If you were to give us an overview of the subjects and imagery of your body of poetry up until now, what images would recur? Was "A Letter Home" a change for you in any way?
The subjects that I'm drawn to write about: natural and simple beauty, various forms of love and loss, insider's vs. outsider's perspective, familial relationships, foreign cultures. As far as imagery, nature is my greatest source, and there's a fair amount of water that appears in my work. I like to focus on small details that many might miss because they're looking for something grander. So the imagery of "A Letter Home," while unique to that poem, is still taken from my often used source, nature. There's only the hint of mechanization in the poem.
How would you say motherhood has affected your writing? Was there a certain time in your child’s life when you felt more of your writing self returning?
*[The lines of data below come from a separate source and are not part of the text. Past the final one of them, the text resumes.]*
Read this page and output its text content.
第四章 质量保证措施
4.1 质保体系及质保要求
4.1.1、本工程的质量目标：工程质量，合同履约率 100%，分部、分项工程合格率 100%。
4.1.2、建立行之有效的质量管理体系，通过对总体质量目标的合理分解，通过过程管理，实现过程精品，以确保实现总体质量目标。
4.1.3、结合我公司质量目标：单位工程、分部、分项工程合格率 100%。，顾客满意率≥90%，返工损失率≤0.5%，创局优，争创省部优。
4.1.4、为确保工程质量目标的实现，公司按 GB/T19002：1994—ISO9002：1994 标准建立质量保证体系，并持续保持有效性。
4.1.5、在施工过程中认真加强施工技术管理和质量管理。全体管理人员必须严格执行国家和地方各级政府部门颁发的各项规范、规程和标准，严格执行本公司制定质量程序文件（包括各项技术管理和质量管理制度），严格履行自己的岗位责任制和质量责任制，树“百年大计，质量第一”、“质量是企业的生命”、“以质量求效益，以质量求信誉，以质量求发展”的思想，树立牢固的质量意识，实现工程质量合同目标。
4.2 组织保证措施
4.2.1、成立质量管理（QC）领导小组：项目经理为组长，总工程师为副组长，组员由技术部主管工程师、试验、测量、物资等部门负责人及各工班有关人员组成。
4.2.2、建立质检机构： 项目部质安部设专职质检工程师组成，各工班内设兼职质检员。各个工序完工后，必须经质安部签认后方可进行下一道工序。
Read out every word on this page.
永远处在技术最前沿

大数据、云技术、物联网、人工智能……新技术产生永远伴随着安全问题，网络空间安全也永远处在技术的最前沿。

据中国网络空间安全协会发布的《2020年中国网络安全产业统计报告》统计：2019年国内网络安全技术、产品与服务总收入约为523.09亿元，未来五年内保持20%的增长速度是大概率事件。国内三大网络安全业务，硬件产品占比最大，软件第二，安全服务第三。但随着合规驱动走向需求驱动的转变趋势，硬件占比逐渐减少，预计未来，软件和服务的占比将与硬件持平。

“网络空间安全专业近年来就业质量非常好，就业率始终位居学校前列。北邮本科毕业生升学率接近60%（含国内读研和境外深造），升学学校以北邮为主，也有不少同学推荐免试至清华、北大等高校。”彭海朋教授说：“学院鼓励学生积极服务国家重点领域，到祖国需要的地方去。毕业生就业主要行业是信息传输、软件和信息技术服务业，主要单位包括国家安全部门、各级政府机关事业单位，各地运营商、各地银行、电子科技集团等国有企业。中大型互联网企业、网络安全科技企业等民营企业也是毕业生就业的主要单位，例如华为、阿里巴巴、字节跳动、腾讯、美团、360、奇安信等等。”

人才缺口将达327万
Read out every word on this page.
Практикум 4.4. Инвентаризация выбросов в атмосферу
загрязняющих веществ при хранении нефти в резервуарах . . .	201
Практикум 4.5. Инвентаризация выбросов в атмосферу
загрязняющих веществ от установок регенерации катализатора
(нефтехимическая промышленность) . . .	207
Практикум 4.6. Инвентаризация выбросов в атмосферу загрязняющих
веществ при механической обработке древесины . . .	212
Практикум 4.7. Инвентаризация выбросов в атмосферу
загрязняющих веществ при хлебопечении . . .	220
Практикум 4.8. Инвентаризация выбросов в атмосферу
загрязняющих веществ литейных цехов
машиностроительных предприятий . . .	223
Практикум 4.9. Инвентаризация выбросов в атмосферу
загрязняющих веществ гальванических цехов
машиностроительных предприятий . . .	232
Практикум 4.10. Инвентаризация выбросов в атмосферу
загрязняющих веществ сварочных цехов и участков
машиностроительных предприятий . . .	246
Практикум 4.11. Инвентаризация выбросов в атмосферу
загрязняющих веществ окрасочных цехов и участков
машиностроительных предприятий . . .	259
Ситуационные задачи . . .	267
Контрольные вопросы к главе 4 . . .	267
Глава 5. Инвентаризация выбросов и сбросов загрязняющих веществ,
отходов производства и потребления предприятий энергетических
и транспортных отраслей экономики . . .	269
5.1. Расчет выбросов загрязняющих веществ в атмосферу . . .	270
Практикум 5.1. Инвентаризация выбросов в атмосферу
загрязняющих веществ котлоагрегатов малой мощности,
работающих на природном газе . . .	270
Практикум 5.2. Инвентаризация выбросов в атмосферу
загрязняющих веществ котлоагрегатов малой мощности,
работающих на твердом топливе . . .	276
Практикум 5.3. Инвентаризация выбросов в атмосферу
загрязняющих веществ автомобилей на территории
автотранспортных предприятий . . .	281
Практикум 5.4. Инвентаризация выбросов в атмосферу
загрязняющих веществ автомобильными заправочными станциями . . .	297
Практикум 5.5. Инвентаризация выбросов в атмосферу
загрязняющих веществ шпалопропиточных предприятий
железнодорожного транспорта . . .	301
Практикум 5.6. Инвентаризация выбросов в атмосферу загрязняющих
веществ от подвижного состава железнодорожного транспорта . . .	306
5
Motherhood helps me prioritize and appreciate the time I have for my writing. I've found being a mother a deeply gratifying experience that leads me toward greater compassion for the difficulties of being human, dependent, limited. The freshness of children's language and perspective keeps delighting me, and the love they ooze is so easy to reciprocate. Love is a very powerful motivation to write. Once my child reached school age, writing time was easier to find.
Of all the classes you teach on writing, which do you find yourself the most engaged and inspired by? What is the most challenging part of teaching others to write?
The junior high school children I teach a summer writing class for I find much easier than the usual college level writing classes. Kids that age still have a sweetness, have not yet developed an overwhelming desire to be cool. They like a lot of sci-fi, fantasy and heavy drama generally, but they're still open to the unexpected poetic moments in life, even if they would never describe them that way.
Any thoughts you’d like to share with us about your current writing project?
I hope to finish this fall a collection of poems about Cahokia, the largest Native North American city which was active from about 1000 A.D. to 1200 A.D. Its ruins are located in southern Illinois, just across from the city of St. Louis. I grew up in this area and the immense mounds left from their culture, plus their artifacts, have fascinated me since childhood.